The chair of the Commons public accounts committee Margaret Hodge expressed her “shock” that the DCLG is investing up to £3.7 billion without a clear understand of how Help to buy will impact the property market. This issue will be raised when the department appear before the committee on 2 April.
During yet another debate on flooding, the minister Dan Rogerson was asked if he would confirm speculation that the prime minister had asked for band H and other exclusions be brought into a review of the Flood Re insurance scheme. Unfortunately, Mr Rogerson did not address this question in his response to the debate.
The CLG committee’s report on private rented sector and subsequent government response was the subject of a debate introduced by the committee chair Clive Betts. Mr Betts saw the recent growth in the sector as something that was likely to continue in the longer term.

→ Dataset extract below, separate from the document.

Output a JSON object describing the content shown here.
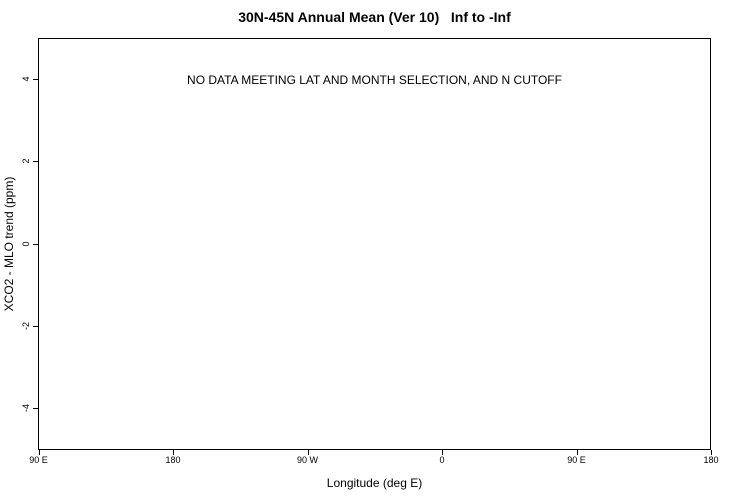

He suggested that Britain should emulate the German model, where there is more of an equilibrium between supply and demand. Housing minister Kris Hopkins recognised that there are challenges that the government needs to address. And he highlighted that government wanted to introduce a redress scheme, a tenants charter and a model tenancy, as well as crack down on rogue landlords.
The Consumer Rights Bill committee discussed clauses within the Bill relating to terms which must be regarded as unfair. In particular, amendments were tabled by the Opposition which would prevent mortgage lenders altering the interest rate within a contracted period without a valid reason, or where the borrower cannot get out of the contract without being disadvantaged. These amendments are in specific response to the Bank of Ireland decision last year to increase the rate on its existing tracker mortgages. Responding BIS minister Jenny Willott said, “the government are determined that lenders should treat borrowers fairly. That is a cast-iron position…However, as I am sure we all appreciate, decisions concerning the pricing and availability of mortgages, including the level of interest charged, remain commercial decisions for lenders. As long as lenders meet the rules set out by the FCA, the government doe not seek to intervene in those decisions.” The relevant amendments were subsequently withdrawn.
During a session of the Commons Deregulation Bill committee, MPs discussed a probing amendment on the qualifying period for the right to buy scheme.
In its report on green finance, the Commons environmental audit committee concluded that the government need to do more to accelerate the progress of increasing the flow of green finance and monitor its impact. The committee noted that responsibility is divided between different government departments, and suggested that working to a single strategy would create greater certainty and more favourable outlook for investors.
The House of Commons Library has published an informative briefing paper on the mortgage market review for members of Parliament. The paper included many references to the CML and its views during the course of the MMR, and includes our most recent News & Views article (pretty much in full) highlighting the practical implications for consumers, once the new rules are implemented in April.
And finally, we found out this week that the State opening of Parliament and Queen’s speech will take place on 3 June.